Às manifestações artísticas, sociais, linguísticas e comportamentais de um povo ou civilização damos o nome de cultura. Portanto, fazem parte da cultura de um povo as ações e manifestações ligadas às expressões artísticas: teatro, música, dança, religião, gírias, pichações nos muros, comidas, bebidas, a melhor forma de se construir uma casa, o melhor dia para se fazer uma festa, mitos, mesmo quando essa definição é, muitas vezes, confundida com “ser uma melhor educação, desenvolvimento, bons costumes, etiqueta à mesa ou elitização”. Talvez a “confusão” aconteça porque ainda hoje muitas produções culturais produzidas nas favelas e periferias, e inevitavelmente por pessoas pretas, não sejam reconhecidas ou legitimadas como cultura ou como produção cultural.

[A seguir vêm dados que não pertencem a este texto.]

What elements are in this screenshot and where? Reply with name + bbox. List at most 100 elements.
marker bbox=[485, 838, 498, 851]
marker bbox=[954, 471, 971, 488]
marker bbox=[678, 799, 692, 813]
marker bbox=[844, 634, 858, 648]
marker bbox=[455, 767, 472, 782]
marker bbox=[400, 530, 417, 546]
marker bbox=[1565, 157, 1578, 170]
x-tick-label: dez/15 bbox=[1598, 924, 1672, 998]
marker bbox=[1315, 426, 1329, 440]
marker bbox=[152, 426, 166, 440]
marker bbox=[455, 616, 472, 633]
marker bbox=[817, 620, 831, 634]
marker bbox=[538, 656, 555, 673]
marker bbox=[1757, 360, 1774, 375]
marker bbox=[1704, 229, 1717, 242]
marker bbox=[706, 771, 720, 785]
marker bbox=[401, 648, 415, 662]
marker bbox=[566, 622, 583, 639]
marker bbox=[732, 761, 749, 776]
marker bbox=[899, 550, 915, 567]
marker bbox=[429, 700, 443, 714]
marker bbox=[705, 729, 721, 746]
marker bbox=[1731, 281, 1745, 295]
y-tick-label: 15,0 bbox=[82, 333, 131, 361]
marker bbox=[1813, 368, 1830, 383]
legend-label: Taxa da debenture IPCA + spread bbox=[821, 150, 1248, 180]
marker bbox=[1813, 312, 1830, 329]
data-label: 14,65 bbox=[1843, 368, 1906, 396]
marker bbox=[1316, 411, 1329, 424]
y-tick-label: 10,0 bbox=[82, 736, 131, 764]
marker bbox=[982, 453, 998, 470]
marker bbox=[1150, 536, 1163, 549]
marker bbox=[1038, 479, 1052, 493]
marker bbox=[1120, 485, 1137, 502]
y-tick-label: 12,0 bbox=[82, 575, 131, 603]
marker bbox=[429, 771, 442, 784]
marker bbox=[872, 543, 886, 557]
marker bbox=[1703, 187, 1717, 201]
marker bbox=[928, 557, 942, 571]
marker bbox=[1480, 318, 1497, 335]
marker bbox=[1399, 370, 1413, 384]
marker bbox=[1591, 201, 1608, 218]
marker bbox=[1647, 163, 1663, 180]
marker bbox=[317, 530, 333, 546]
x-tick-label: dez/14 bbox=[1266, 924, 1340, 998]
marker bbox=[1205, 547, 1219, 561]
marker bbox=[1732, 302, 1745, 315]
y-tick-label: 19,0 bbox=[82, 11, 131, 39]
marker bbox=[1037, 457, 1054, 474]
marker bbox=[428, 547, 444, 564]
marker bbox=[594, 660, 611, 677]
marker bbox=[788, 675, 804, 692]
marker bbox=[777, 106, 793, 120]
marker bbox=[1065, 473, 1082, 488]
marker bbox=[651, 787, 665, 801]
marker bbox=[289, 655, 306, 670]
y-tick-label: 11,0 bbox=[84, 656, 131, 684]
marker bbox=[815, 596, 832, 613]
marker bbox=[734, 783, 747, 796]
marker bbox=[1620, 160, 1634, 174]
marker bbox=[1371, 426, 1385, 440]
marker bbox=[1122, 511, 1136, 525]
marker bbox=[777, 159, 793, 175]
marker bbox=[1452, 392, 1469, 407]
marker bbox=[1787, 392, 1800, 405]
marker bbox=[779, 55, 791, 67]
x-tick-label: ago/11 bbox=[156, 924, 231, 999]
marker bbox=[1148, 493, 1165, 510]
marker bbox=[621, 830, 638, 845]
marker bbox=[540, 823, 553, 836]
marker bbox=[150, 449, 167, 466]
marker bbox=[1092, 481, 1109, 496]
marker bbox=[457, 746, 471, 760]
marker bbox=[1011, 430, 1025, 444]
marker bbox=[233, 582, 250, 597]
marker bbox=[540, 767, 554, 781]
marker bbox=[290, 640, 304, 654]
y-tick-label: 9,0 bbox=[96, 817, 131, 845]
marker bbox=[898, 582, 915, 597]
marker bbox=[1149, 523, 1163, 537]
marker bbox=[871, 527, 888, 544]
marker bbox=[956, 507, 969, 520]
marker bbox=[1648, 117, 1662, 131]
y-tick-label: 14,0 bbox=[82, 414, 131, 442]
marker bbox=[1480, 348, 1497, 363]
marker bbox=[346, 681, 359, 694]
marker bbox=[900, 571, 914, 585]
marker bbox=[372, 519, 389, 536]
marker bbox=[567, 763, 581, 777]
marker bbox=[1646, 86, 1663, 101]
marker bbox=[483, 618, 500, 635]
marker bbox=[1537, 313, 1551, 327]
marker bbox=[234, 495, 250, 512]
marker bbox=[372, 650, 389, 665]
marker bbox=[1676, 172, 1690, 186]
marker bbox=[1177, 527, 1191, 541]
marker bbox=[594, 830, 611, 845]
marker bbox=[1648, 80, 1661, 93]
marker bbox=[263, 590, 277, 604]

 A capoeira, o samba, o rap e o funk são grandes exemplos de produções culturais vindas das periferias e que, em algum momento, foram proibidas, seja socialmente ou legalmente, de serem produzidas, ouvidas, dançadas, cantadas, vividas, em determinados momentos do País. Nesse momento, não há um ritmo que seja tão favelado, tão criminalizado como o funk. Não só no Rio de Janeiro, favelas de São Paulo e de Minas Gerais passam pelas mesmas questões de proibições pela polícia.

 

Roda de Samba “Mulheres ao Vento” em apresentação no Centro de Artes da Maré | Foto: Douglas Lopes

É proibido proibir

 Atualmente, tramita no Senado Federal um Projeto de Lei enviado por Marcelo Alonso, web designer de 47 anos, morador da zona norte de São Paulo, área da cidade que concentra vários “fluxos”, como são chamados os bailes que acontecem na rua, normalmente feitos com as equipes de som acopladas aos carros. A proposta, além de proibir, criminaliza o ritmo como crime de saúde pública (sem mencionar como seria feito, quem seria criminalizado, quem fiscalizaria).  É bem possível que as 21.985 pessoas que assinaram apoiando o Projeto sejam boa parte daquelas que não conseguem dormir nas noites de sexta e sábado, por conta do som alto e da falta de organização desses eventos. O texto do Projeto de Lei afirma que “é fato e de conhecimento dos brasileiros, difundido inclusive por diversos veículos de comunicação de mídia e internet com conteúdo podre (sic) alertando a população o poder público do crime contra a criança, o menor adolescente e a família”. Crime de saúde pública desta ‘falsa cultura’ denominada funk” só tem mesmo a intenção de declarar que não gosta do ritmo e que não quer ele na porta da sua casa. Sem observar os milhares de empregos e renda gerados, sem considerar que é tarefa da Secretaria de Cultura, e não da Secretaria de Segurança, talvez em parceria, essa organização.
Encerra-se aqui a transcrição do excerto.